Tasmanian Volunteers receive FROGGATT AWARD for removing Sea Spurge Weed

When bushwalker Jon Marsden- Smedley first started telling people of his plan to rid southwest Tasmania’s coast of Sea Spurge (Euphorbia paralius) an invasive weed—he was told he was dreaming.

Last week the Sea Spurge Action Teams SPRATS which was formed in 2007, were awarded a FROGGATT AWARD by the Invasive Species Council, for 10 years work eradicating sea spurge from Tasmania’s rugged southwest coastline.

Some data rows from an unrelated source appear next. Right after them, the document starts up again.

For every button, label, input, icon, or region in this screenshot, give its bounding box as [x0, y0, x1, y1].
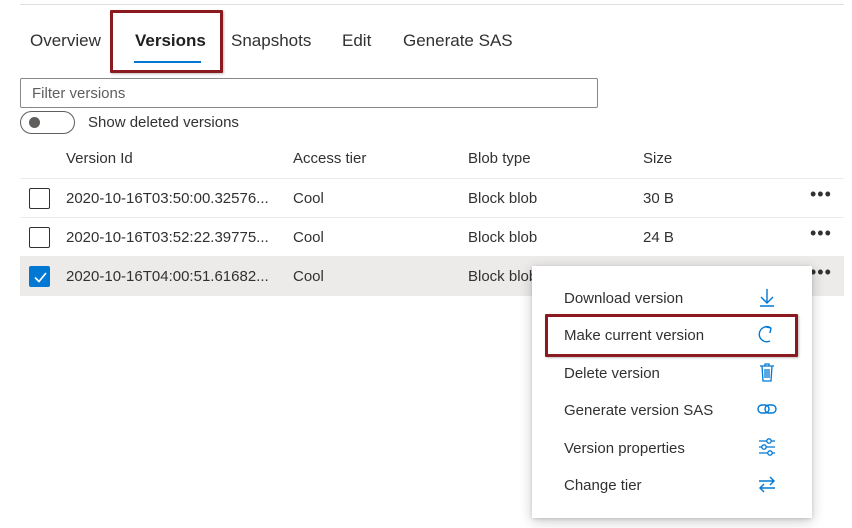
- version-id-cell: 2020-10-16T03:52:22.39775...: [66, 229, 269, 246]
- blob-type-cell: Block blob: [468, 190, 538, 207]
- table-row[interactable]: 2020-10-16T03:52:22.39775... Cool Block …: [20, 218, 844, 257]
- access-tier-cell: Cool: [293, 190, 324, 207]
- blob-type-cell: Block blob: [468, 268, 538, 285]
- version-id-cell: 2020-10-16T03:50:00.32576...: [66, 190, 269, 207]
- sliders-icon: [759, 438, 775, 456]
- menu-item-label: Download version: [564, 290, 684, 307]
- make-current-version-highlight-box: [545, 314, 798, 357]
- column-header-blob-type[interactable]: Blob type: [468, 150, 531, 167]
- menu-item-version-properties[interactable]: Version properties: [532, 430, 812, 466]
- table-row[interactable]: 2020-10-16T03:50:00.32576... Cool Block …: [20, 179, 844, 218]
- size-cell: 30 B: [643, 190, 674, 207]
- row-checkbox[interactable]: [29, 188, 50, 209]
- tab-overview[interactable]: Overview: [30, 31, 101, 51]
- column-header-size[interactable]: Size: [643, 150, 672, 167]
- tab-edit[interactable]: Edit: [342, 31, 371, 51]
- swap-arrows-icon: [759, 476, 775, 493]
- link-icon: [757, 404, 777, 414]
- version-context-menu: Download version Make current version De…: [532, 266, 812, 518]
- menu-item-delete-version[interactable]: Delete version: [532, 355, 812, 391]
- size-cell: 24 B: [643, 229, 674, 246]
- column-header-version-id[interactable]: Version Id: [66, 150, 133, 167]
- toggle-knob: [29, 117, 40, 128]
- tab-snapshots[interactable]: Snapshots: [231, 31, 311, 51]
- row-checkbox[interactable]: [29, 227, 50, 248]
- menu-item-label: Generate version SAS: [564, 402, 714, 419]
- column-header-access-tier[interactable]: Access tier: [293, 150, 366, 167]
- versions-tab-highlight-box: [110, 10, 223, 73]
- menu-item-change-tier[interactable]: Change tier: [532, 467, 812, 503]
- menu-item-download-version[interactable]: Download version: [532, 280, 812, 316]
- access-tier-cell: Cool: [293, 229, 324, 246]
- filter-versions-input[interactable]: [20, 78, 598, 108]
- tab-generate-sas[interactable]: Generate SAS: [403, 31, 513, 51]
- more-actions-button[interactable]: •••: [810, 263, 832, 281]
- menu-item-label: Delete version: [564, 365, 660, 382]
- access-tier-cell: Cool: [293, 268, 324, 285]
- blob-type-cell: Block blob: [468, 229, 538, 246]
- menu-item-label: Change tier: [564, 477, 642, 494]
- download-icon: [760, 289, 774, 307]
- trash-icon: [760, 363, 774, 382]
- version-id-cell: 2020-10-16T04:00:51.61682...: [66, 268, 269, 285]
- more-actions-button[interactable]: •••: [810, 224, 832, 242]
- row-checkbox-checked[interactable]: [29, 266, 50, 287]
- show-deleted-label: Show deleted versions: [88, 114, 239, 131]
- checkmark-icon: [34, 272, 47, 283]
- menu-item-generate-version-sas[interactable]: Generate version SAS: [532, 392, 812, 428]
- more-actions-button[interactable]: •••: [810, 185, 832, 203]
- menu-item-label: Version properties: [564, 440, 685, 457]
- show-deleted-toggle[interactable]: [20, 111, 75, 134]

During this period more than 150 remote area volunteers removed 14.2 million sea purge plants from 600 km of coastline contributing 6,000 hours of labour valued at over $1.4 million. Now, 99.5% of the treated area is sea spurge free. Areas have also been treated for Marram Grass, and two of the region’s only blackberry infestations. Volunteers undertook trips of between eight days and three weeks, arriving by foot, helicopter, boat or fixed-wing aircraft. Methods used include hand weeding, ground and aerial spraying. SPRATS is a WildCare group working in partnership with the Tasmanian Parks and Wildlife Service.

Both Sea Spurge and Marram Grass are recognised as threats to the Tasmanian Wilderness World Heritage Area. They can change the shape and structure of dune and beach environments by displacing native plants, they adversely impact on coastal herbfields, grasslands, shrublands, shorebird habitats and marsupial feeding areas.